Google, which acquired online video sharing site YouTube last year, said the public Internet was not designed for TV. "The Web infrastructure, and even Google's (infrastructure) doesn't scale. It's not going to offer the quality of service that consumers expect," Vincent Dureau, Google's head of TV technology, told Reuters.
Google instead offered to work together with cable operators to combine its technology for searching for video and TV footage, and its tailored advertising, with the cable networks' high-quality delivery of shows.
Google, Reuters reported, was welcomed with a mix of fear and awe by the cable TV companies, which are concerned that Web companies will try to steal their TV distribution business.

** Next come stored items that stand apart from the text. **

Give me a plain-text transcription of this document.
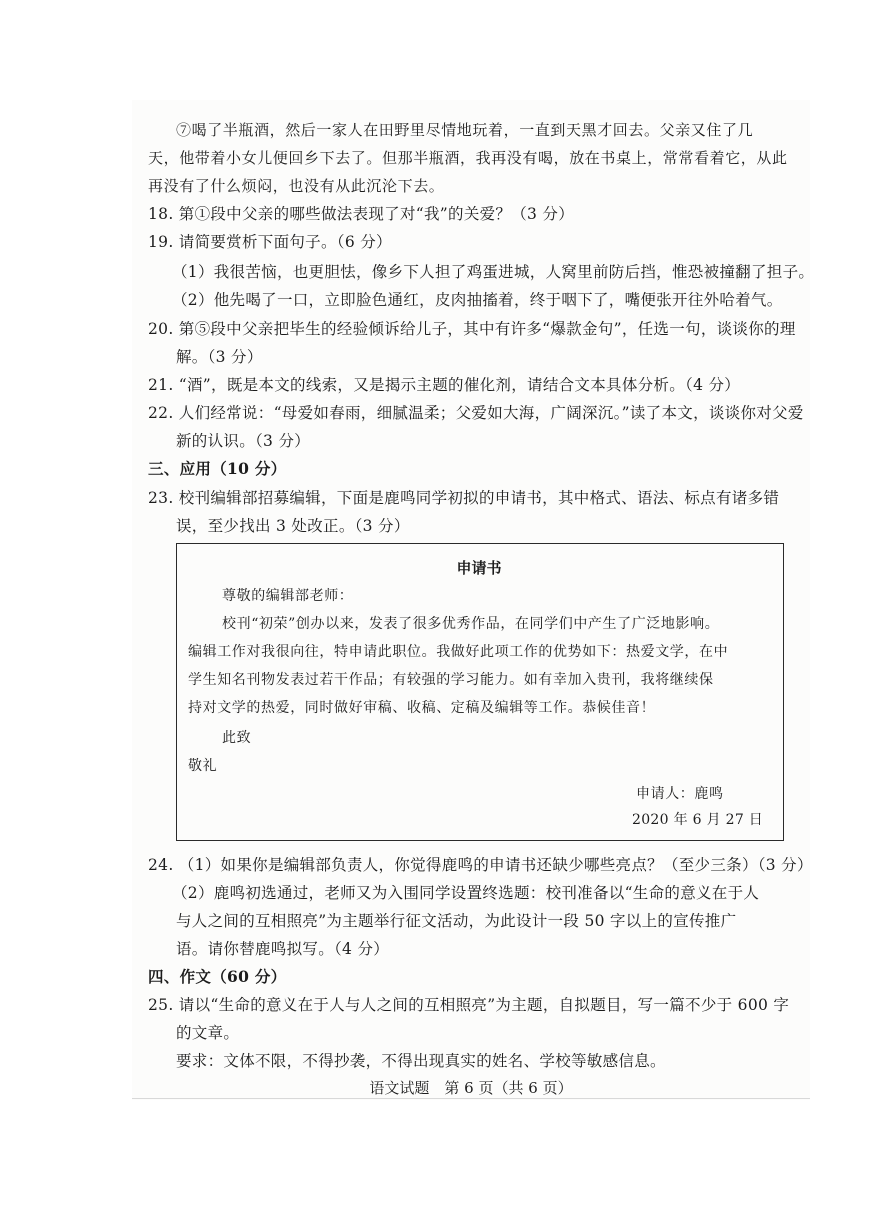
⑦喝了半瓶酒，然后一家人在田野里尽情地玩着，一直到天黑才回去。父亲又住了几
天，他带着小女儿便回乡下去了。但那半瓶酒，我再没有喝，放在书桌上，常常看着它，从此
再没有了什么烦闷，也没有从此沉沦下去。
18. 第①段中父亲的哪些做法表现了对“我”的关爱？（3 分）
19. 请简要赏析下面句子。（6 分）
（1）我很苦恼，也更胆怯，像乡下人担了鸡蛋进城，人窝里前防后挡，惟恐被撞翻了担子。
（2）他先喝了一口，立即脸色通红，皮肉抽搐着，终于咽下了，嘴便张开往外哈着气。
20. 第⑤段中父亲把毕生的经验倾诉给儿子，其中有许多“爆款金句”，任选一句，谈谈你的理
解。（3 分）
21. “酒”，既是本文的线索，又是揭示主题的催化剂，请结合文本具体分析。（4 分）
22. 人们经常说：“母爱如春雨，细腻温柔；父爱如大海，广阔深沉。”读了本文，谈谈你对父爱
新的认识。（3 分）
三、应用（10 分）
23. 校刊编辑部招募编辑，下面是鹿鸣同学初拟的申请书，其中格式、语法、标点有诸多错
误，至少找出 3 处改正。（3 分）
申请书
尊敬的编辑部老师：
校刊“初荣”创办以来，发表了很多优秀作品，在同学们中产生了广泛地影响。
编辑工作对我很向往，特申请此职位。我做好此项工作的优势如下：热爱文学，在中
学生知名刊物发表过若干作品；有较强的学习能力。如有幸加入贵刊，我将继续保
持对文学的热爱，同时做好审稿、收稿、定稿及编辑等工作。恭候佳音！
此致
敬礼
申请人：鹿鸣
2020 年 6 月 27 日
24. （1）如果你是编辑部负责人，你觉得鹿鸣的申请书还缺少哪些亮点？（至少三条）（3 分）
（2）鹿鸣初选通过，老师又为入围同学设置终选题：校刊准备以“生命的意义在于人
与人之间的互相照亮”为主题举行征文活动，为此设计一段 50 字以上的宣传推广
语。请你替鹿鸣拟写。（4 分）
四、作文（60 分）
25. 请以“生命的意义在于人与人之间的互相照亮”为主题，自拟题目，写一篇不少于 600 字
的文章。
要求：文体不限，不得抄袭，不得出现真实的姓名、学校等敏感信息。
语文试题　第 6 页（共 6 页）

The data involved in one hour of video can equal the total in one year's worth of e-mails, Reuters noted. Gartner, the research firm, estimates that 60 percent of the Internet traffic that is uploaded from computers is peer-to-peer traffic, mostly from consumers swapping films and TV shows through select user groups and BitTorrent.
Spanish cable operator ONO's CEO Richard Alden said most of the IP traffic is peer-to-peer, and most of that is video. Every year, his company has to invest substantially just to maintain the user experience.